In den Biergärten, Strassen – Cafes und auf den Terrassen in der sächsischen Landeshauptstadt ist reges Treiben zu beobachten und erste Lokale haben die wärmenden Sonnenstrahlen des Frühlings bereits zur Eröffnung der diesjährigen  „Open Air“ Saison genutzt. Entlang der Elbe, in der City oder auch in anderen Ausflugsgebieten in und um Dresden laden zahlreiche Plätze in die freie Natur ein, sich auszuruhen, sich zu stärken oder einfach nur mit Freunden zu treffen.

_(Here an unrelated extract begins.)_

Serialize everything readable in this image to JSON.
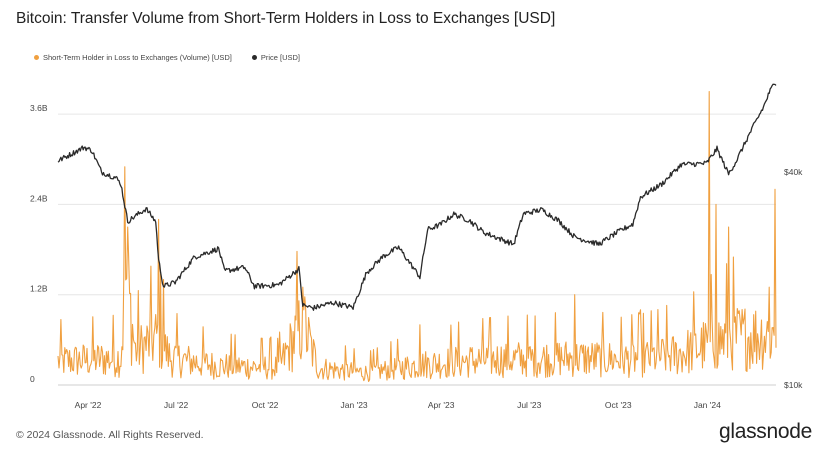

Die Palette der Angebote von Bier- und Schankwirtschaften, Cafès oder Terrassen ist vielfältig und hat für alle Richtungen etwas zu bieten, ob urig – rustikal, modern – stylisch, traditionell – sächsisch, künstlerisch – musikalisch, ruhig- gemütlich, liebevoll – kitschig oder auch surreal – verspielt.clip_image002

Einige besondere Tipps für Essen, Trinken, Erholen und Erleben sollen in der Folge Lust auf die Open – Air Saison machen.

Bei einem Spaziergang durch die barocke Innenstadt schlägt das Herz des Open – Air – Fans höher, denn rund um die Sehenswürdigkeiten der Stadt laden:

- das „Cafè zur Frauenkirche“ mit einem Schälchen Heeßen und Stikkchen Guchen

- der „Augustiner“ mit bayerischen Speisen und urigem Flair

- das „Ontario“ mit kanadischen Spezialitäten

- der „Pulverturm“ mit Sachsens Gloria und traditionellen Zeremonien

- das „Las Tapas“ mit feurig – scharfen Tortillas

- das „Dampfschiff“ mit maritimen Köstlichkeiten am Hilton Hotel

- der „Freiberger Ausschank“ mit sächsischem Bier

- das „Piazza Nova“ mit mediterraner Küche von Pizza bis Pasta

- das „Ayers Rock“ mit Kangaroo Rumpsteak aus Down Under oder

- die Sommerterrasse vom Steigenberger de Saxe Hotel mit Kaffeespezialitäten

zum Verweilen und Bestaunen des wiederhergestellten Quartiers am Neumarkt ein. Nur wenige Schritte vorbei am Fürstenzug und Schloss Dresden erwarten

- das „Italienische Dörfchen“ gegenüber der Semperoper

- das „Cafe Schinkelwache“ mit traumhaften Blick über den Theaterplatz

- das „Paulaner“ am Taschenbergpalais mit deftigen Hax’n und kräftigem Weizen

- der „Sophienkeller“ zeigt sächsische Tradition in urigem Ambiente

- das „Busman’s Brasil“ mit fruchtig – exotischen Cocktails

- das „Max“ mit leichten Köstlichkeiten für zwischendurch und

- das „Shamrock“ mit irischer Pub Atmosphäre

seine Gäste zum Verweilen, Essen, Trinken, Beobachten und Genießen.

Ein Bummel im Herzen von Dresden bietet für jeden Geschmack facettenreiche Gastronomie und lädt nach einer ausgedehnten Stadtführung zur Erholung und Stärkung ein.